Caveat: I'm a dog owner. Hmm. You've identified the endpoints of the spectrum of solutions: either dogs should be 100% under owner control and therefore the owner is responsible or dogs are 100% responsible for their own actions (and possible retaliatory consequences thereof). Problem is, that dogs fall into a mixed category like.. like.. children. (All parents can now cringe at the analogy I'm about to launch into).

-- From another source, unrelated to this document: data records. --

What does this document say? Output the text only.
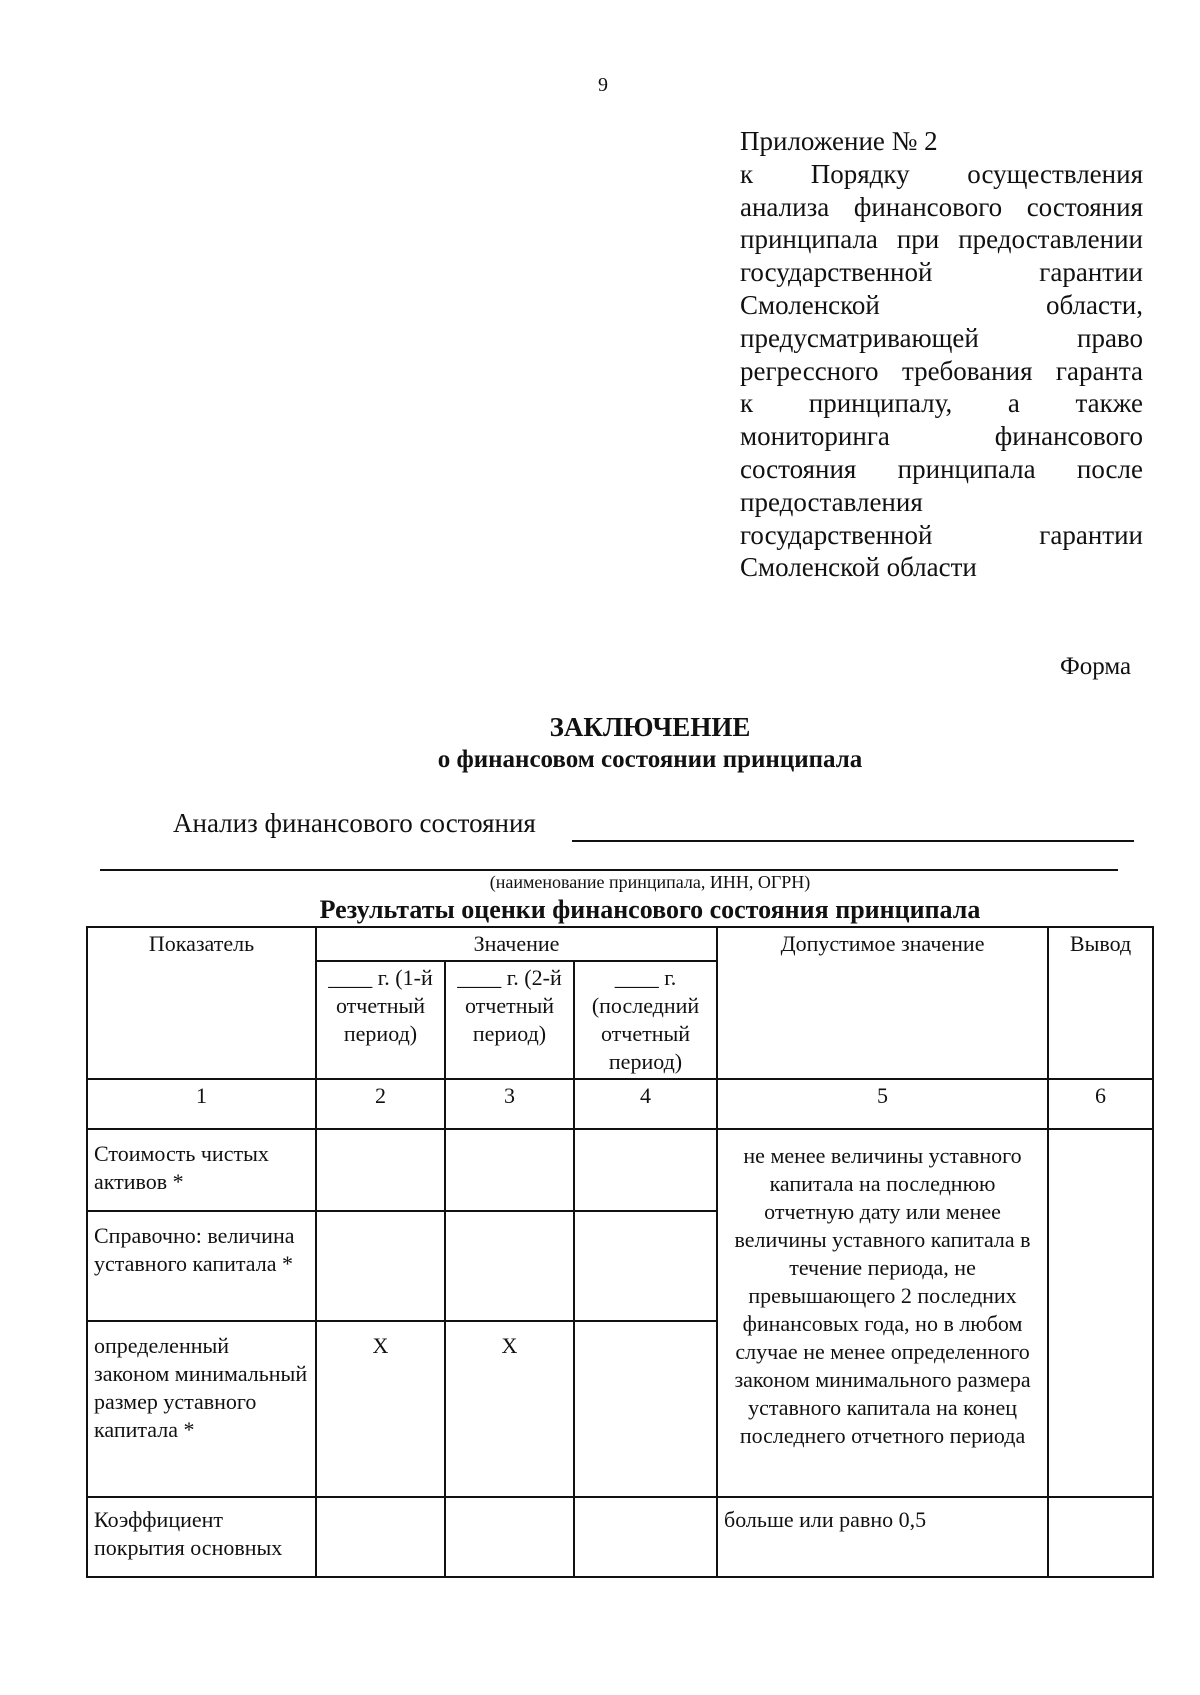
9
Приложение № 2
к Порядку осуществления
анализа финансового состояния
принципала при предоставлении
государственной гарантии
Смоленской области,
предусматривающей право
регрессного требования гаранта
к принципалу, а также
мониторинга финансового
состояния принципала после
предоставления
государственной гарантии
Смоленской области
Форма
ЗАКЛЮЧЕНИЕ
о финансовом состоянии принципала
Анализ финансового состояния
(наименование принципала, ИНН, ОГРН)
Результаты оценки финансового состояния принципала
Показатель	Значение			Допустимое значение	Вывод
	____ г. (1-й отчетный период)	____ г. (2-й отчетный период)	____ г. (последний отчетный период)		
1	2	3	4	5	6
Стоимость чистых активов *				не менее величины уставного капитала на последнюю отчетную дату или менее величины уставного капитала в течение периода, не превышающего 2 последних финансовых года, но в любом случае не менее определенного законом минимального размера уставного капитала на конец последнего отчетного периода	
Справочно: величина уставного капитала *					
определенный законом минимальный размер уставного капитала *	X	X			
Коэффициент покрытия основных				больше или равно 0,5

Suppose my 6-year-old child plays with knives and is very, very good at it. In my house and around my family, nobody ever gets hurt and the constant snicker-snack of cutlery in use is quite amusing. The child knows aggressive knifeplay with others is a no-no because parents have taught this (like good parents would). Then one day, a passerby enthralled by the cheerful smile of my progeny decides they simply must pick up and hug the kid. Misinterpreting the gesture as the beginnings of an abduction, the child responds by filleting said passerby. Am I responsible for the death of well-intentioned but blundering passerby? Or is the child? Both? Does the passerby have any part in this?

Now, I know there'll be whole chorus of "but the child is a human being with the inherent potential of full human consciousness which is merely undevelopedl; this is nothing like a fully-grown, self-sufficient dog acting according to its nature." But I would argue that the dilemma is the same since I have the same responsibility to care for and control the actions of both: Do we hold the parent 100% responsible for the actions of a self-willed, autonomous being (granted, armed with knives) because the child is dependent on the parents for care and guidance at this stage in its life? Or is the child 100% responsible when the full ramifications of violent (but to them, perfectly reasonable) actions cannot be understood at their age?

In the real world, the answer is not a clean this-or-that.